Three restaurants in San Francisco are on the World’s 50 Best Restaurants list and the six in California that have been awarded three Michelin stars are clustered around the Bay. CEO Joe D’Alessandro explains why his city’s food scene is king
“Food is so important in San Francisco because of the city’s cultural diversity. Forty per cent of the population is Asian, primarily Chinese, and we have a large European community. They’ve all brought their culinary techniques and ideas with them, and everything can be grown, produced, caught, raised or fermented within an hour’s drive of the Bay Area. You have the seafood from the coast, wine from the vineyards – you name it. People eat out more in San Francisco than anywhere else in the US.

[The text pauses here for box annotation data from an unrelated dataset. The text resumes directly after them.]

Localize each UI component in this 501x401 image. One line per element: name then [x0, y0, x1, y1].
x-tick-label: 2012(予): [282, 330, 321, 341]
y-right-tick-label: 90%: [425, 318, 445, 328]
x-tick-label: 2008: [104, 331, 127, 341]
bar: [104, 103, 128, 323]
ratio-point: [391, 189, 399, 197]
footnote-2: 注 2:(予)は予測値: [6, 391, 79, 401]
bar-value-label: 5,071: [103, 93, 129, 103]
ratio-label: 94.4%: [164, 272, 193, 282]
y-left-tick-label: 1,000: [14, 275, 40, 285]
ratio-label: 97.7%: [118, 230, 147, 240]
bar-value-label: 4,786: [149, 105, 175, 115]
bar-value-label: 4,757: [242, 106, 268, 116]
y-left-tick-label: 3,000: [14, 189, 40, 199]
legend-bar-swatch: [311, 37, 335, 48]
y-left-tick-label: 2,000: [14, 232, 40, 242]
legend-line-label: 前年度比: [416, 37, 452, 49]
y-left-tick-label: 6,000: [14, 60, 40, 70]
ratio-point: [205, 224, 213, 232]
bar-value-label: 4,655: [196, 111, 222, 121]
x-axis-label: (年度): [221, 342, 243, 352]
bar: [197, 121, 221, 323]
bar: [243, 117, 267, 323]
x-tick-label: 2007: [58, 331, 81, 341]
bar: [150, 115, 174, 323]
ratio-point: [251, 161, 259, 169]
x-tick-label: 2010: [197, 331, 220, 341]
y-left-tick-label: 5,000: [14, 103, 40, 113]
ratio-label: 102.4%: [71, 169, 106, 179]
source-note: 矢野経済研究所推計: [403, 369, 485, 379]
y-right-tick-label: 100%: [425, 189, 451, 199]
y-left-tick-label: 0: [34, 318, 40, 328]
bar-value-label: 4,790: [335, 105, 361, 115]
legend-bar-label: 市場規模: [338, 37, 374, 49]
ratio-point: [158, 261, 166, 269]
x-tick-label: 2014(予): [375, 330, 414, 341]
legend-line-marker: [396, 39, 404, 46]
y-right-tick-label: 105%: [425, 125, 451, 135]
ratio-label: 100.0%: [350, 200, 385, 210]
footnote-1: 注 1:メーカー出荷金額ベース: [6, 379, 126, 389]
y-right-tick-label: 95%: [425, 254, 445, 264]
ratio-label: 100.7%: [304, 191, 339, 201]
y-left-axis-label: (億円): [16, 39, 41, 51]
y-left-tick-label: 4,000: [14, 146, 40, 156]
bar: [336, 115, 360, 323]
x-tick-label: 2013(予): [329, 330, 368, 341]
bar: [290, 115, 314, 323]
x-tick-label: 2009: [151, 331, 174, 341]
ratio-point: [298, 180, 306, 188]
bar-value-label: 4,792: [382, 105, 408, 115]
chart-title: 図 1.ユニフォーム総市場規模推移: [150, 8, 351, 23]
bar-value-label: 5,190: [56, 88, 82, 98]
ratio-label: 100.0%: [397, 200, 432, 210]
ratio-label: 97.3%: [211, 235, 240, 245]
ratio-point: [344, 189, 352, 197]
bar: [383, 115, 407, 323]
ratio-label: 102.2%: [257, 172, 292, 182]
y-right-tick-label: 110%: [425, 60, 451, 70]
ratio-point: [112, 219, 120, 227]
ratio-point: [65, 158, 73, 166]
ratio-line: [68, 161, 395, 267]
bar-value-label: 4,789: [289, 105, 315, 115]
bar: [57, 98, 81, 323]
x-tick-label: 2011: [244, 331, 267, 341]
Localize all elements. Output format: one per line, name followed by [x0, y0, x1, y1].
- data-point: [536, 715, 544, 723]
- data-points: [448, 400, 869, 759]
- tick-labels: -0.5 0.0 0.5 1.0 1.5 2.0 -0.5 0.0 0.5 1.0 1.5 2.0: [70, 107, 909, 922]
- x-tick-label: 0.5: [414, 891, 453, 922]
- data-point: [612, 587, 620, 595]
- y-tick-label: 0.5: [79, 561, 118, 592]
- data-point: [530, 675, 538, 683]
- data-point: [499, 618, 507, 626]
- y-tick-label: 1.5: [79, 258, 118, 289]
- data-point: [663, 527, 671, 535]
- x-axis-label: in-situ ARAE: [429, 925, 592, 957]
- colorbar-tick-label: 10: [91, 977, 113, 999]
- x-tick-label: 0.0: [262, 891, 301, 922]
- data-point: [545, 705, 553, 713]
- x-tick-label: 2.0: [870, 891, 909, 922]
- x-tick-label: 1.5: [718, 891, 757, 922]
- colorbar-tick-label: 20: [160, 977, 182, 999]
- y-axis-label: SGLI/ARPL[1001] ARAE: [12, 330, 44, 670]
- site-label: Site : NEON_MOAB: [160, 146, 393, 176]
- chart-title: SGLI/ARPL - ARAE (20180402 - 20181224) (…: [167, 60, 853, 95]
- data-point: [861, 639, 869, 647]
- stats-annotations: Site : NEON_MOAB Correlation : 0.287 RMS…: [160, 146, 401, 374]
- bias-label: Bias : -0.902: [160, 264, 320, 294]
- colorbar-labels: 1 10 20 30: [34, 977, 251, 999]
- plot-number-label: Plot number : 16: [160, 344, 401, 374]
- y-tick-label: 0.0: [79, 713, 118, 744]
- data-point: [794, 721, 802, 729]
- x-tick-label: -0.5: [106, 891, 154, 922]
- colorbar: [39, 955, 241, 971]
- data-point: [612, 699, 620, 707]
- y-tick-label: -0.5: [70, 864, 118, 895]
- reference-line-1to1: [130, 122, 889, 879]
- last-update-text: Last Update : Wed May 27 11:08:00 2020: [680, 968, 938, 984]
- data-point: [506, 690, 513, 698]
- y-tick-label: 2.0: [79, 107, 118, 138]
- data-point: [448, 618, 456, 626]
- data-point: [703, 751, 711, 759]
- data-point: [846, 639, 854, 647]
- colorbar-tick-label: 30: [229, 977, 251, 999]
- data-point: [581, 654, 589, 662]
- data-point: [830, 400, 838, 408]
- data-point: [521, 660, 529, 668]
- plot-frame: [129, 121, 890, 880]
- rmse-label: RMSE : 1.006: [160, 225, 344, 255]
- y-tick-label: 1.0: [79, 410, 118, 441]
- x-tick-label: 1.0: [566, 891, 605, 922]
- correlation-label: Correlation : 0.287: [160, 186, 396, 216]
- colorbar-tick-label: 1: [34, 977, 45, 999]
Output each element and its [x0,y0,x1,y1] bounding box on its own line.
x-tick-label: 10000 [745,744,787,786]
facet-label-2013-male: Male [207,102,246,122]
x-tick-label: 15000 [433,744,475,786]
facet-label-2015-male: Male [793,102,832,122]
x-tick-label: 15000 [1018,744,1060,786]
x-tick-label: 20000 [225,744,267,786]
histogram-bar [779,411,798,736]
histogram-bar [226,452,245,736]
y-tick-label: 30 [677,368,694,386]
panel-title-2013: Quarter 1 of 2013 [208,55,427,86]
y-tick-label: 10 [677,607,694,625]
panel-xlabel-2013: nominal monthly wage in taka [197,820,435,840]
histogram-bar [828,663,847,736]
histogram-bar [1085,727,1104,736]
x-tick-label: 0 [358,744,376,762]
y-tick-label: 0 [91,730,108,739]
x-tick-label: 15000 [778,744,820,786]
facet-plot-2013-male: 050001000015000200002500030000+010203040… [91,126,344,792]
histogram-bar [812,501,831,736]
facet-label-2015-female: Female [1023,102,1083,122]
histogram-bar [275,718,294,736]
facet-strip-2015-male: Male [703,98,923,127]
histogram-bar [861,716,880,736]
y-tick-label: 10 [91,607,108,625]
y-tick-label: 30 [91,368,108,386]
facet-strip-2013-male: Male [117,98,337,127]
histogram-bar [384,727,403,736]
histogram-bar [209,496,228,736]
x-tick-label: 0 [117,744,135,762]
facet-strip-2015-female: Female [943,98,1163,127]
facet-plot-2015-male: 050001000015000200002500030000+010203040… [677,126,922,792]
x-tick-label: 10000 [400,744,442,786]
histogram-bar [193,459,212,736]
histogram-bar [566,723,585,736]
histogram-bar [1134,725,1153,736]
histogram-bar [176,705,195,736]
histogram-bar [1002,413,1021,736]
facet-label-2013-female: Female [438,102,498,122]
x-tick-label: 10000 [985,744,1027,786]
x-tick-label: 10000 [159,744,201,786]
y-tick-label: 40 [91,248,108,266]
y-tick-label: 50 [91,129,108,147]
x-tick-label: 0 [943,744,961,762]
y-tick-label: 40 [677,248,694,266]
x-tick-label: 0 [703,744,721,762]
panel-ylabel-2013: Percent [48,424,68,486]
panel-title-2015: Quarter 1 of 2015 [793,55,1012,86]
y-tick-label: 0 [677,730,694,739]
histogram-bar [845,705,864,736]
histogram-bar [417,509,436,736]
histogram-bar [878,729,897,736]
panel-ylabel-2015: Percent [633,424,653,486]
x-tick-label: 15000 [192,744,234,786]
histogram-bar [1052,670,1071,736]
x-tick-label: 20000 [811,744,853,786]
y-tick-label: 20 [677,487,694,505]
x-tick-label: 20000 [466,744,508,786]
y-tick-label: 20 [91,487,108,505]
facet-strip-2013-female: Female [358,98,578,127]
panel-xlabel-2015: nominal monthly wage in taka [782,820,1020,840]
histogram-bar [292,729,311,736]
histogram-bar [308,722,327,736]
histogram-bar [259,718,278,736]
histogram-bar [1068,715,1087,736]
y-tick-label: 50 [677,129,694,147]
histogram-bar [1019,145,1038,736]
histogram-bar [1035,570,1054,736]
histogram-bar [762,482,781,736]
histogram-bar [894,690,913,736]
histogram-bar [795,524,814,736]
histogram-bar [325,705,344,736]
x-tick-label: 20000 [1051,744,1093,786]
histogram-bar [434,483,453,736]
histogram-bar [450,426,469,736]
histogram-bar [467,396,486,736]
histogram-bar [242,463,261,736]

“The people of San Francisco have very high food standards, even for a burrito. The Mission is our Latino neighbourhood and the burritos there are very famous, but it’s the quality of the ingredients in those burritos that make them different: you’re eating mostly organic chicken or beef, raised in a farm close by the city. Whether you’re in a luxurious upscale restaurant or at a street vendor, it’s going to be a similar high-level food quality. That’s part of the ethos of San Francisco.
“About 50 per cent of all California’s Michelin stars are in the Bay Area, although we only have about 20 per cent of its population.
“One is called Benu. The chef is Korean, and he’s created this incredible nouvelle Korean cuisine with a Californian twist. It’s unique, you won’t find it anywhere else in Korea or in California. Then there’s Atelier Crenn, the first three-Michelin-star restaurant in the US owned by a woman. SingleThread in Healdsburg has only been open for three years and has already achieved three Michelin stars.
“If you want to go to any of the famous restaurants, you will have to make a booking in advance. It’s like planning a trip to Alcatraz – it sells out every day.
“The Californian health-conscious lifestyle is dominant in the food scene. I can’t think of any restaurant in San Francisco that doesn’t have a significant, well-produced and thoughtful vegetarian option. And that goes for the Asian restaurants, too, whether Vietnamese, Thai or Chinese.
“To get into the US you need to show proof of vaccination, and in San Francisco you’ll likely have to show it to get into a restaurant – so just bring it with you when you go out, as well as your mask.”
When a major hurricane hit Puerto Rico in 2017, the island learned to protect its own resources – including when it comes to tourism and its culinary offering, says CEO Brad Dean
“At the time that Hurricane Maria hit, 80 per cent of our food was imported. When we couldn’t get any food to the island, we realised the importance of our agriculture. Now, more than ever, you’ll see that farm-to-table connection. It’s not just a dining option – it’s a recognition of how important the synergy is between the agriculture and the restaurant sector throughout the island.
“Puerto Rico has three of the world’s five bioluminescent bays, which are extraordinary bodies of water. If you touch them with the paddle of your kayak they light up in this extraordinary way. For a few years they’d shine, but not as brightly as people remembered. After the hurricane, we couldn’t use them for a year and Mother Nature used that time to cleanse the water. The mangroves got fuller. Now, the water shines brighter than ever, and it’s led to a more active effort to protect it.
“As we come out of Covid we are appreciating the importance of sustainability and seeing the opportunity of regenerative travel. Our visitor experiences are really rooted in the natural aspects of the island – the cave systems, the rainforests. They have become more celebrated, and we’ve realised how important it is to protect them.
“We’re noticing a genuine, active interest in regenerative travel, and we’re hearing from travellers that they want to give back and help the island.”